Investment Plans For Construction
Local construction activity in 2016 will be driven by the Public Sector Investment Programme 2016, which calls for a sum of TT$509m ($78.4m) to be spent, of which 47.2% will be put toward economic infrastructure, 36.2% for social infrastructure and 16.5% on public administration. A number of the projects involve a range of construction activities, including roads, drainage and agricultural irrigation schemes, electrification and street lighting. In April 2016 the THA announced the island’s TT$63m ($9.7m) road repair and resurfacing programme was progressing, with three road bridges soon to go out to tender. Meanwhile, a total of TT$51.7m ($8m) will be invested in building new public sector homes to boost the island’s housing stock. The THA is also investigating options to overcome a major transport bottleneck – the lack of a commercial port with container-handling facilities. “We are exploring the possibility of public-private partnerships, and one of the projects identified under that type of initiative is the expansion of the port,” Tricia Beckles, sector development manager of the THA’s Business Development Unit, told OBG. “It is not just a question of having a commercial port, we are also looking into a marina, because fishing is also a big part of what we do.”
Outlook
While efforts to diversify the Tobagonian economy continue, tourism will remain one of the main drivers of economic development. Jefferis told OBG he was optimistic for the future of the sector.
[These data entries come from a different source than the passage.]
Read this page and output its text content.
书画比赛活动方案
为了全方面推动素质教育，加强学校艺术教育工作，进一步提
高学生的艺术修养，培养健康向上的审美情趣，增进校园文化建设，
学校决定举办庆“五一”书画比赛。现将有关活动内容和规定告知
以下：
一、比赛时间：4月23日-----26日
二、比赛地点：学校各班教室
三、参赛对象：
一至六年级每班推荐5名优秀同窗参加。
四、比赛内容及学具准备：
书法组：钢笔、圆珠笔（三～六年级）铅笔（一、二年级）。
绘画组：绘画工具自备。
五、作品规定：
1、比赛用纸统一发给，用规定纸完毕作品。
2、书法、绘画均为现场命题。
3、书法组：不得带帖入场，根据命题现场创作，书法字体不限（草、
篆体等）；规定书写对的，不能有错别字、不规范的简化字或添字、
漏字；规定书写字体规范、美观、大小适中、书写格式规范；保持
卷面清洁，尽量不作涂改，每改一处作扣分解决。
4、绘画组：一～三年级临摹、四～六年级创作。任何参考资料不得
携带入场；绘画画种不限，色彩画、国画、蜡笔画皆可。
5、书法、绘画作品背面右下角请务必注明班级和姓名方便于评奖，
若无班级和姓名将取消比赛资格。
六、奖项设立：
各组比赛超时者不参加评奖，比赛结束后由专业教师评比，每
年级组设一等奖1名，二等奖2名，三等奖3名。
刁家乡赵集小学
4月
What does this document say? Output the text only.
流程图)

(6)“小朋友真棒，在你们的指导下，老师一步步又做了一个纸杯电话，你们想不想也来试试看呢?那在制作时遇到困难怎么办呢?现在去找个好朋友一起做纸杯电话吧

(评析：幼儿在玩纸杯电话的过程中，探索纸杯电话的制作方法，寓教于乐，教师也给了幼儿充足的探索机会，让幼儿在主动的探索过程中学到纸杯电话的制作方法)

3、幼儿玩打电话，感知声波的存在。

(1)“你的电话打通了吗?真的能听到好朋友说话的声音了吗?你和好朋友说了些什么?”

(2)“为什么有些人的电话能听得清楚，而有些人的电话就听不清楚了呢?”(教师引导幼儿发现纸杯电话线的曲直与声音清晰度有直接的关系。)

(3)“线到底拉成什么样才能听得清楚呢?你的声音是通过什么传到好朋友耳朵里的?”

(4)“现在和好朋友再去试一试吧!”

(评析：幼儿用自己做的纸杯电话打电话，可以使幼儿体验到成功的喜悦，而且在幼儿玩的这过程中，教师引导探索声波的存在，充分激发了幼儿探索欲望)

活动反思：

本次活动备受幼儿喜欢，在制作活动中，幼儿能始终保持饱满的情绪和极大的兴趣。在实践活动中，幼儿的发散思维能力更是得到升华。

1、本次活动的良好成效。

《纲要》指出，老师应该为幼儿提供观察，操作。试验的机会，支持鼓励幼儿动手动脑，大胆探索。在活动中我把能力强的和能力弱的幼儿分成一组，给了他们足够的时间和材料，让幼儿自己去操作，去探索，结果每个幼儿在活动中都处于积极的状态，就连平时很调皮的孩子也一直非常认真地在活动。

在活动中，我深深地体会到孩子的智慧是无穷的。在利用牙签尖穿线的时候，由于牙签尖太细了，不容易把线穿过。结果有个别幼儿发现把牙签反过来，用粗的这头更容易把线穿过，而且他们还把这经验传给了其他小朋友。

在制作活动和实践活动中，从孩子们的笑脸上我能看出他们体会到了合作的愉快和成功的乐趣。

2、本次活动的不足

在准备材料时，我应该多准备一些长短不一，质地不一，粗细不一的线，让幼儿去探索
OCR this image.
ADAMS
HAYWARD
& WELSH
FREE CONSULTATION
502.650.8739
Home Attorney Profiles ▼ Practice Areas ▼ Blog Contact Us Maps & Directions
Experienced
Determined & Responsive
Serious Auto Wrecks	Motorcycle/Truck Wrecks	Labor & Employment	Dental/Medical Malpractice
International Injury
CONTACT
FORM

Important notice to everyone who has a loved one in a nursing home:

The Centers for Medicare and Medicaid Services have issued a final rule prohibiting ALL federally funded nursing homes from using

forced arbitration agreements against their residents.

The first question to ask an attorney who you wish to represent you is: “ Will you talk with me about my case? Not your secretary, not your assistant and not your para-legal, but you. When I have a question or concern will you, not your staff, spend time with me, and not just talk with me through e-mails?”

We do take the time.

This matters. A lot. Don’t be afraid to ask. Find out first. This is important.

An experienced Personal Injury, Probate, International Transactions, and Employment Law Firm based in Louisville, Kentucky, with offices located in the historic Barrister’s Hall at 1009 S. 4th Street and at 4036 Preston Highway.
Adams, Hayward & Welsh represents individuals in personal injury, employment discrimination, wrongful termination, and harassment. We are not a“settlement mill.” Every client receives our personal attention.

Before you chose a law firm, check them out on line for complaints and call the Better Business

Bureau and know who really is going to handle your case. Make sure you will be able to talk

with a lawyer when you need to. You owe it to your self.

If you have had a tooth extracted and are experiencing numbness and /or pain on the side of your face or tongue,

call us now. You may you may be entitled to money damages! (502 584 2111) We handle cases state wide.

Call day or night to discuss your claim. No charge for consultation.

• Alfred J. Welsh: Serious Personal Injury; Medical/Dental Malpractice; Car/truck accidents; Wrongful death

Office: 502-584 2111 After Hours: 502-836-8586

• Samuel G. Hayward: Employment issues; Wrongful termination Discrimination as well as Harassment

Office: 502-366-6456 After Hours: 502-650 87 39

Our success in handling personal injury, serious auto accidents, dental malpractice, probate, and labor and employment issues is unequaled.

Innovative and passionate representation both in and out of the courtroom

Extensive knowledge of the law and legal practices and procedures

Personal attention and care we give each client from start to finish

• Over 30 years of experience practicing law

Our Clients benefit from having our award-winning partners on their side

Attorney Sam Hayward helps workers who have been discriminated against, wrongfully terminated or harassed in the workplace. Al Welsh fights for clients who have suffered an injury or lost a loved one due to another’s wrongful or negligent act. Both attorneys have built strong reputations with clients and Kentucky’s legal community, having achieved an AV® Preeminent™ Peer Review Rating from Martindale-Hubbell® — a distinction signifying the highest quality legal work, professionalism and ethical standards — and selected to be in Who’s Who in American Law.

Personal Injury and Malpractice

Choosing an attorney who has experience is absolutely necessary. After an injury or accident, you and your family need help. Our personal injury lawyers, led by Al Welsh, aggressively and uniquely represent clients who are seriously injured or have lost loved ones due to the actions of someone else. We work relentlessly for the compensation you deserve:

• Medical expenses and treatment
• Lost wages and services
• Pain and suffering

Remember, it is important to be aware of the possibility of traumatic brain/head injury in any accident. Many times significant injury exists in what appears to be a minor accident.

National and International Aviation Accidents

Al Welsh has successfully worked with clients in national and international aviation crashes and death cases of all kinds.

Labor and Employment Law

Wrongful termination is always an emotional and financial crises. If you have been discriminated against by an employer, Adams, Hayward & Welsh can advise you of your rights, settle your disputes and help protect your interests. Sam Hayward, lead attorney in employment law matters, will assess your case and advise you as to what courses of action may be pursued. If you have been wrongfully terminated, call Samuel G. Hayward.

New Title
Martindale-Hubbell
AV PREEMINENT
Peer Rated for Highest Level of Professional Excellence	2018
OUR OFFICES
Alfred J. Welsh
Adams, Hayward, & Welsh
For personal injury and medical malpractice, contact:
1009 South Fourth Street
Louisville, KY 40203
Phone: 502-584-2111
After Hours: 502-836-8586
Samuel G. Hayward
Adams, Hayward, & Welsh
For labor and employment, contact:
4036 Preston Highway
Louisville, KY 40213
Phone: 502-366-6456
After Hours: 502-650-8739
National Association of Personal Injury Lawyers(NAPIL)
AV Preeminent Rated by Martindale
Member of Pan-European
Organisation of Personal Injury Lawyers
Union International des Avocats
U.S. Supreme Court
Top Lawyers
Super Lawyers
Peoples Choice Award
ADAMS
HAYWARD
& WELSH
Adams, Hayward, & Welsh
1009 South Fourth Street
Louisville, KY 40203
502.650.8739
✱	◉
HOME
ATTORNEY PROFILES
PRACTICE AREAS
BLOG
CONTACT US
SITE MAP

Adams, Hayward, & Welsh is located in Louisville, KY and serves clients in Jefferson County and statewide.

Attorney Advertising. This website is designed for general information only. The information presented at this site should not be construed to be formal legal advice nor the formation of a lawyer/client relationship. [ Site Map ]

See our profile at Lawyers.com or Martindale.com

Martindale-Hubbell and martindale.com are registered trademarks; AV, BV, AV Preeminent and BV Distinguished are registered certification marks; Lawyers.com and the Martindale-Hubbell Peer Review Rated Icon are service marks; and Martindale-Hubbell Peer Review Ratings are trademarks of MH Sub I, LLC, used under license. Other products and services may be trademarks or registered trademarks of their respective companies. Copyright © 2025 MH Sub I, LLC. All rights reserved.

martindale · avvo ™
He was encouraged by an agreement to open a direct Thomas Cook flight from Manchester to Tobago in the 2016 Northern Hemisphere winter, as well as an extra Condor flight from Munich, which is due to commence in the winter of 2016. Frederica Brooks-Adams, director of tourism at the THA Division of Tourism, said that the new flights would increase arrival capacity by 12,436 passengers per year, making her “quietly optimistic” about an improvement in air arrivals during the 2016 winter season. “I am sure that with the restoration of visitor sights and attractions, and the updating of hotel rooms, we are taking the right steps to ensure that Tobago’s tourism product is developed in a sustainable manner,” Brooks-Adams told OBG.